08.06.19 –
Ziel: Reaktion auf Rückgang von Biodiversität und Insektensterben und Steigerung der Verbesserung der Aufenthaltsqualität in der Stadt
Bereits im November 2018 beantragte Erna-Kathrein Groll im Namen der grünen Stadtratsfraktion Kempten die Entwicklung und Umsetzung eines Gestaltungsleitfadens für die Stadtgestaltung der öffentlichen Plätze und Gehwege in Kempten. Dieser soll auch dem Rückgang der Biodiversität, dem zunehmenden Insektensterben und einer Verbesserung der Aufenthaltsqualität in der Stadt Rechnung tragen und Verbesserungen schaffen.

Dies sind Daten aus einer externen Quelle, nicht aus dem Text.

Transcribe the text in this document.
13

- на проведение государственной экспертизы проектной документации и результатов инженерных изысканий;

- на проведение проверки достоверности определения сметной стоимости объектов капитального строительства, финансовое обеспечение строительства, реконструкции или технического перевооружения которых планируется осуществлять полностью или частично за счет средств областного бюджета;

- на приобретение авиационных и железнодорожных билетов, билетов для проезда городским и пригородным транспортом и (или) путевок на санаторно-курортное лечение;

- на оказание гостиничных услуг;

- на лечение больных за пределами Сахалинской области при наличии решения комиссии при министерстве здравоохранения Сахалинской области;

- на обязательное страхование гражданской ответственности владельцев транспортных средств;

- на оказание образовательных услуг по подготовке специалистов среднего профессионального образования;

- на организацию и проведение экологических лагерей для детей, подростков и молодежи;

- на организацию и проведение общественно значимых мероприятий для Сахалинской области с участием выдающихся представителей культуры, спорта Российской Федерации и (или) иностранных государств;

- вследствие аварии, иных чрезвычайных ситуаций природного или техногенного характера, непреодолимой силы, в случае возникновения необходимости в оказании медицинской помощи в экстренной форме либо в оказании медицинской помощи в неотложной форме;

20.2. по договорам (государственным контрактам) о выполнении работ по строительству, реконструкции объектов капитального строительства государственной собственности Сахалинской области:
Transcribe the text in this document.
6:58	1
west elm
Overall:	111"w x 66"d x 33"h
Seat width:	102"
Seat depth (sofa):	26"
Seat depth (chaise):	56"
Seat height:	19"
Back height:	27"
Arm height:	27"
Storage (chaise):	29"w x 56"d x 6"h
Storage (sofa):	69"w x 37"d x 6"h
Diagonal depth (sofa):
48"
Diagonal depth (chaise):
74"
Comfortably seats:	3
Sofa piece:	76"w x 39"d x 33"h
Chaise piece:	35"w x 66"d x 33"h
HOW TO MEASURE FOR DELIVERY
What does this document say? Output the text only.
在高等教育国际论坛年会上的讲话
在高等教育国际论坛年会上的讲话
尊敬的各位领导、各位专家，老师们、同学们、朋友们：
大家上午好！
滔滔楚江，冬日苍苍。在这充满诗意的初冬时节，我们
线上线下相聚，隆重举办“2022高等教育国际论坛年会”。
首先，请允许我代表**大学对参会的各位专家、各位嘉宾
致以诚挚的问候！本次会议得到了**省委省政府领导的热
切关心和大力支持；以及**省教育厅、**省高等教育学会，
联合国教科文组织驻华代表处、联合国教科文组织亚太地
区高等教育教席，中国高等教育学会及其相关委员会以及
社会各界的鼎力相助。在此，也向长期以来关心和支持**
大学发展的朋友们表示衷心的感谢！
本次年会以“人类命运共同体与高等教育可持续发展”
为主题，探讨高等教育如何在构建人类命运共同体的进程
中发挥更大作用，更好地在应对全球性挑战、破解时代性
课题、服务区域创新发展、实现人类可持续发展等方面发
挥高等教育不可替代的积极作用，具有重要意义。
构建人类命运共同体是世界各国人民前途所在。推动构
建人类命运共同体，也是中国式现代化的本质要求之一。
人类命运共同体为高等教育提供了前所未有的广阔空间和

In einer weiteren Anfrage an den Oberbürgermeister bemängelt Erna-Kathrein Groll Anfang Juni 2019, dass seither leider nichts passiert sei. Sie schreibt: „Im Moment werden zwar die meisten der Grünstreifen und Verkehrsinseln in der Stadt nicht mehr gemäht, aber leider auch nicht gepflegt. Weder wurden Maßnahmen zur Verbesserung der Biodiversität ergriffen noch wurden Gestaltungskonzepte entwickelt. In den Vorgärten der Stadt gibt es immer mehr Steinwüsten statt blühende Wiesen, in der Stiftstadt Bäume, die vollständig mit Pflastersteinen umrahmt sind, usw. Auch das Thema der Verbindung von Mobilitätskonzept, besonders in Bezug auf Frei- und Erholungsfläche sowie der Rad- und Fußwege hat bisher noch keine weitergehenden Gestaltungsmaßnahmen erfahren.“
Erna-Kathrein Groll verweist nochmals auf den Leitfaden des VCD „Lebenswerte Städte durch Straßen für Menschen“ (abrufbar unter https://www.vcd.org/fileadmin/user_upload/Redaktion/Publikationsdatenbank/Fussverkehr/VCD-Leitfaden_Strassen_fuer_Menschen_2016.pdf). In ihrem ursprünglichen Antrag von November 2018 heißt es: „In der Stadt Kempten gibt es zahlreiche Beispiele dafür, wie moderne und nachhaltige Stadtgestaltung nicht sein sollte. Bauminseln sind bis zum Stamm zugebaut, Pflanztröge sind ohne eigentliche Bepflanzung und neuerdings finden sich in der Stadt auch Steinkörbe statt Blumen und Grün. Zwei Beispiele sind hier stellvertretend für andere aufgeführt:
und diese Liste ließe sich ohne weiteres fortsetzen.
...
Die Synergie zwischen der Entwicklung des Mobilitätskonzeptes und des Leitfadens für Stadtgestal-tung hat durchaus positive und kostensparende Potentiale, die sich hier nutzen lassen. Die beiden angeführten Beispiele müssen jedoch nicht bis zur Umsetzung des Gestaltungsleitfadens warten, sollen zeitnah beseitigt und verbessert werden. Hier soll direkt Abhilfe geschaffen werden."